Justice Samuel Alito’s narrowly focused 46-page opinion ultimately fell short of the broader expectations many in the industry had for the Court’s review. Rather than addressing the full range of legal and regulatory questions raised by the parties, the Supreme Court confined its analysis to the APA’s “change-in-position” doctrine—specifically, whether FDA had assured applicants like Triton, through its guidance documents and other public statements, that it would apply one evidentiary standard, only to apply a different one during PMTA review. As Justice Alito framed it, the question was whether FDA “told [Triton] in guidance documents that it would do one thing and then turned around and did something different.” While the ruling provided clarity on this narrow issue, it left several critical questions unresolved.
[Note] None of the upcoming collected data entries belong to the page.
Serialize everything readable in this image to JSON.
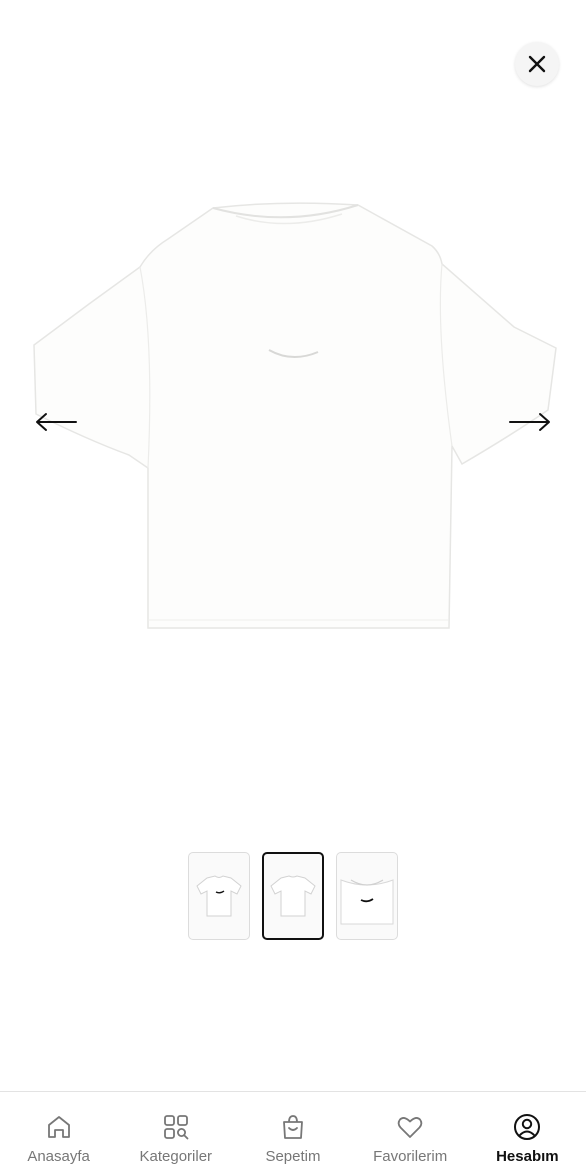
{
  "gallery": {
    "close_icon": "close-icon",
    "prev_icon": "arrow-left-icon",
    "next_icon": "arrow-right-icon",
    "thumbnail_count": 3,
    "active_thumbnail": 2
  },
  "bottom_nav": {
    "items": [
      {
        "label": "Anasayfa",
        "icon": "home-icon"
      },
      {
        "label": "Kategoriler",
        "icon": "categories-icon"
      },
      {
        "label": "Sepetim",
        "icon": "cart-icon"
      },
      {
        "label": "Favorilerim",
        "icon": "heart-icon"
      },
      {
        "label": "Hesabım",
        "icon": "account-icon"
      }
    ],
    "active_index": 4
  }
}
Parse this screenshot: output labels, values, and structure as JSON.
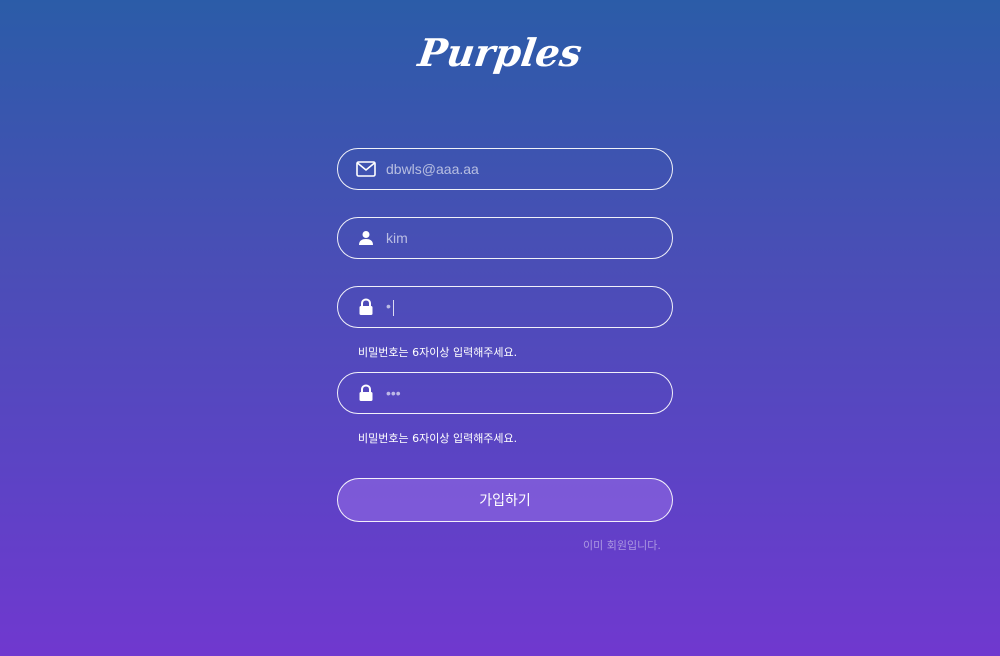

“Although the ruling was unanimous for FDA with respect to whether the agency arbitrarily changed its position on the PMTA requirements for flavored products, the Supreme Court avoided addressing several significant APA and constitutional issues raised in both the parties’ and amici briefs,” Keller and Heckman wrote. “The Court did not address, for example, the constitutional right to due process or the applicability of the major questions doctrine. Nor did it engage in a deeper examination of FDA’s PMTA review process, sidestepping key concerns such as the absence of appropriate tobacco-flavored comparators for companies like Triton, or the lack of clarity regarding the level of benefit required to satisfy the agency’s comparative efficacy standard. Although it vacated the en banc decision, the Supreme Court has remanded the case back to the Fifth Circuit, specifically to consider whether FDA’s refusal to consider Triton’s marketing plans during the application review process was a harmless error, especially given FDA’s prior characterization of such marketing plans as being ‘critical’ to the PMTA.
“The remand focusing on FDA’s failure to consider Triton’s marketing plans takes on added weight in light of the Eleventh Circuit’s 2022 decision in Bidi Vapor LLC v. FDA, where the court held that a similar omission by the agency rendered the MDO arbitrary and capricious. Furthermore, the Supreme Court declined to reach (and expressed no view on) Triton’s argument that FDA erred in evaluating its PMTA under standards developed in adjudication rather than standards promulgated in notice-and-comment rulemaking. The Fifth Circuit’s resolution of these issues could have sweeping implications for how FDA must evaluate future PMTAs and respond to procedural challenges under the APA. The remand also presents the vaping industry with a renewed opportunity to advance alternative administrative law claims in a court that has historically viewed FDA’s approach to flavored ENDS products with skepticism.”
Whether these challenges move forward, however, may ultimately depend on FDA’s litigation strategy under a new Administration that has forced out many of the leaders and staff at the FDA Center for Tobacco Products, and previously signaled support for flavored vaping products. All eyes now turn to the Fifth Circuit, as both sides consider their next moves in this closely watched case.